The concept of remote sensing, quite literally the sensing of information from an object or objects from far away, has been a major endeavor from the very beginning of space exploration. With this exploration from outer space came a myriad of opportunities to not just answer questions about other worlds but also to explore our own world in the sense of what we can learn about the earth’s surface, land, water, and atmosphere. This began in 1959 when Explorer 6 sent back one of the first images of Earth from space. Space remote sensing advanced rapidly, with the first dedicated weather satellite in 1960 and the introduction of the Landsat series in 1972. As space-based digital camera imagery is being evolved, more and more advanced imaging technologies are being deployed in space to see more of the “unseen”. Hyperspectral Imaging (HSI) is one of those emerging remote sensing technologies.
What is Hyperspectral?
The sun emits a continuous spectrum of electro-magnetic (EM) energy with just a very short range of its peak emission in the visible wavelengths (~400-650 nanometers) to which the human eye is sensitive. Solar E-M emissions span a significant spectral wavelength range from high-energy X-rays, ultra-violet, visible, infrared, to radio waves. Digital cameras generally can sense energy in limited portions of this spectrum.

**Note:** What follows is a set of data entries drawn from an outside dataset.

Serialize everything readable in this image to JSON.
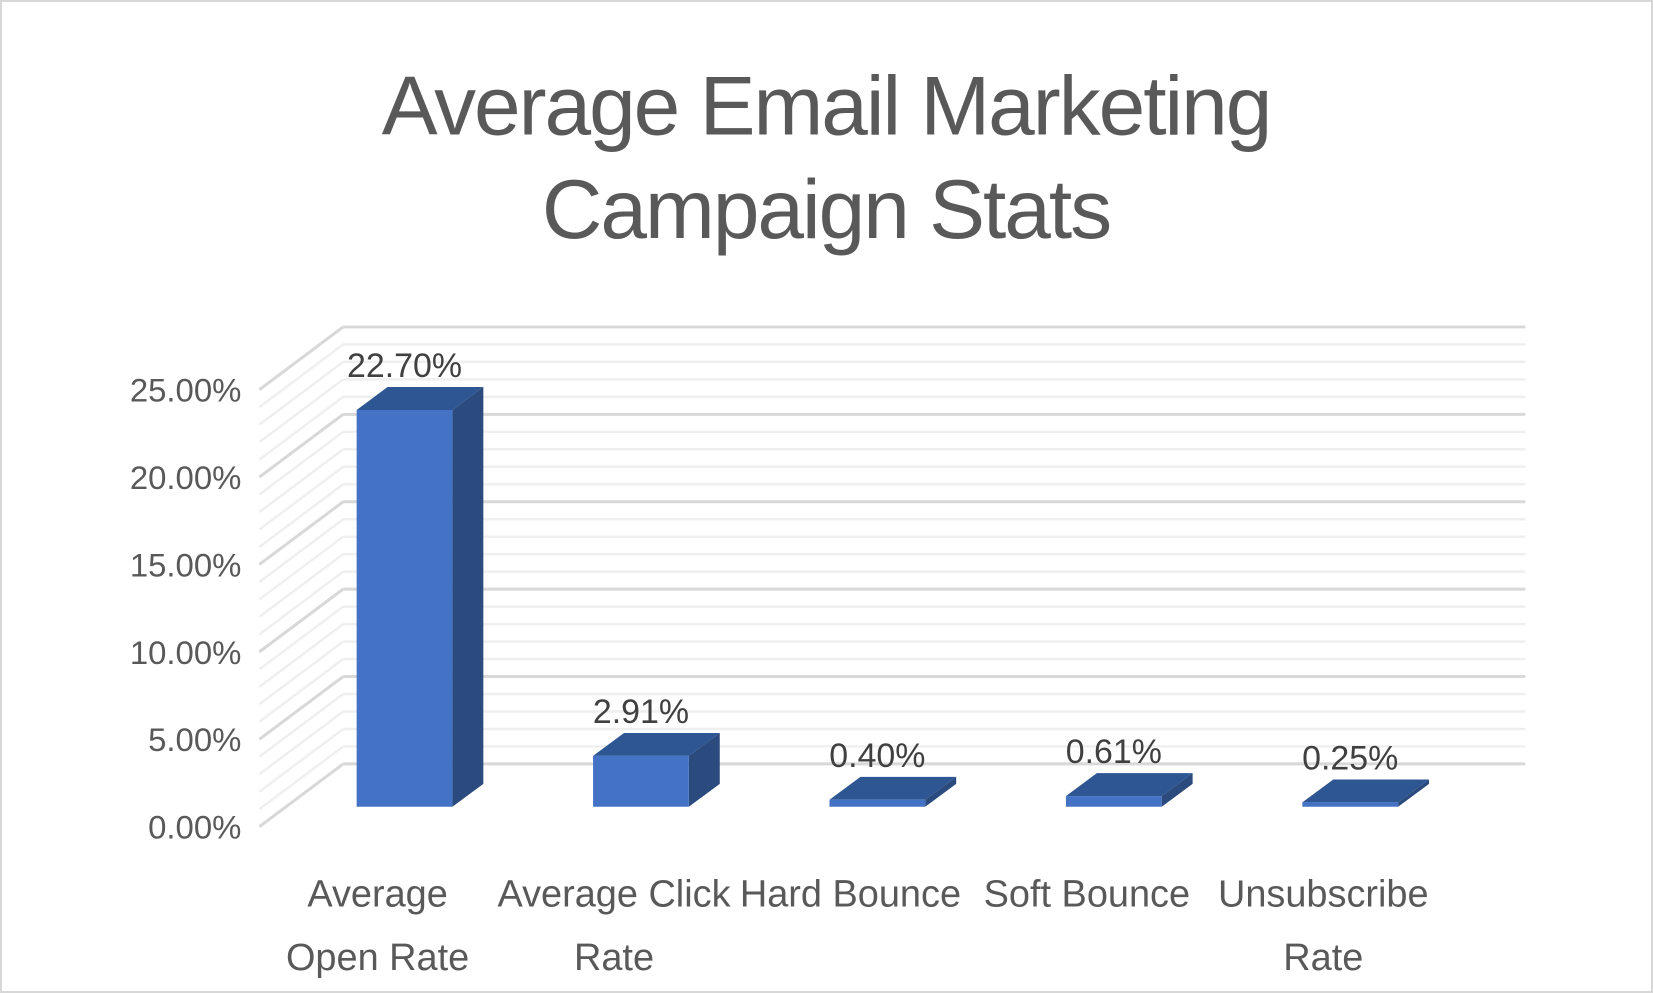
{
  "chart_data": {
    "type": "bar",
    "projection": "3d-oblique",
    "title": "Average Email Marketing Campaign Stats",
    "title_lines": [
      "Average Email Marketing",
      "Campaign Stats"
    ],
    "categories": [
      "Average Open Rate",
      "Average Click Rate",
      "Hard Bounce",
      "Soft Bounce",
      "Unsubscribe Rate"
    ],
    "category_label_lines": [
      [
        "Average",
        "Open Rate"
      ],
      [
        "Average Click",
        "Rate"
      ],
      [
        "Hard Bounce"
      ],
      [
        "Soft Bounce"
      ],
      [
        "Unsubscribe",
        "Rate"
      ]
    ],
    "values": [
      22.7,
      2.91,
      0.4,
      0.61,
      0.25
    ],
    "data_labels": [
      "22.70%",
      "2.91%",
      "0.40%",
      "0.61%",
      "0.25%"
    ],
    "xlabel": "",
    "ylabel": "",
    "y_axis": {
      "min": 0,
      "max": 25,
      "major_step": 5,
      "minor_step": 1,
      "tick_labels": [
        "0.00%",
        "5.00%",
        "10.00%",
        "15.00%",
        "20.00%",
        "25.00%"
      ],
      "format": "percent"
    },
    "legend": "none",
    "grid": {
      "major": true,
      "minor": true
    },
    "colors": {
      "bar_front": "#4472c4",
      "bar_top": "#2d5693",
      "bar_side": "#2b4a7d",
      "gridline_major": "#d8d8d8",
      "gridline_minor": "#efefef",
      "title_text": "#595959",
      "axis_text": "#595959",
      "data_label_text": "#404040",
      "background": "#ffffff",
      "frame_border": "#d7d7d7"
    }
  }
}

Newer to the scene of remote sensing are hyperspectral sensors which gather data in a different way, collecting narrow band (less than 10 nanometers) spectral information from 400 nm to 2500 nm in the case of reflective band information – reflective in the sense the energy source being detected by the sensor originated with the sun. Just as a prism can separate the wavelengths of sunlight you can see into a number of colors or bands, a specially constructed spectrometer can separate sunlight into hundreds of narrow bands. Each wavelength band then falls onto a specialized focal plane array, which contains material that can detect the incoming spectral light that carries with it spectroscopic information of the object or material from which the sunlight reflected or passed through.

Figure 1- Hyperspectral Cube
What distinguishes hyperspectral from other imaging systems is the ability to record hundreds of narrow wavelength bands that capture the spectral “fingerprint” of the materials within each spatial pixel. These fingerprints are made up of spectral absorption features that are exploited to characterize and identify those materials or objects. This ability to simultaneously measure a large number of wavelengths, enables more information (e.g. confidence of material ID, greater number of materials, etc.) to be extracted from an image.
For example, in a standard image of three green surfaces; green tarp, grassy field, and a green painted panel, all may appear similar in a digital photo, just different levels of the color green. In hyperspectral imagery all of these materials appear very different. Solar energy at different wavelengths interacting with these surfaces get absorbed at different spectral locations in the spectrum (as per their molecular make-up) at various bandwidths , so the reflectance spectra will appear different. These small differences across the spectrum allow a hyperspectral sensor to identify each target that would otherwise be declared the same when using a traditional digital camera.

Figure 2- Spectral comparison of various different objects and paints
Hyperspectral imagery, like standard digital imagery, is a passive sensing system that refers to the sensor not providing any powered light source and relying on ambient light sources to illuminate the scene where the light may originate from the sun, moon, or other natural or man-made source. Light from the ambient source(s) reflects off a target such as the surface of the Earth and is then captured by the sensors on the satellite.
OSK’s HSI sensors gather invaluable data. In addition to gathering the data, we have the ability to exploit it and extract valuable information out of the data to generate products that can be customized for each customer. By understanding each customer’s needs in terms of what information is important, how that data or information needs to be delivered, and what format is required, OSK’s products provide substantial value to our customers.
Remote sensing companies tend to either be a data provider or analytics provider, only ingesting data made available by the former. Because hyperspectral data typically requires some specialized expertise for proper analysis, at OSK, we’ve addressed this challenge by being both a data acquisition company and an analytics company. This allows us to offer custom and unique solutions to our customers.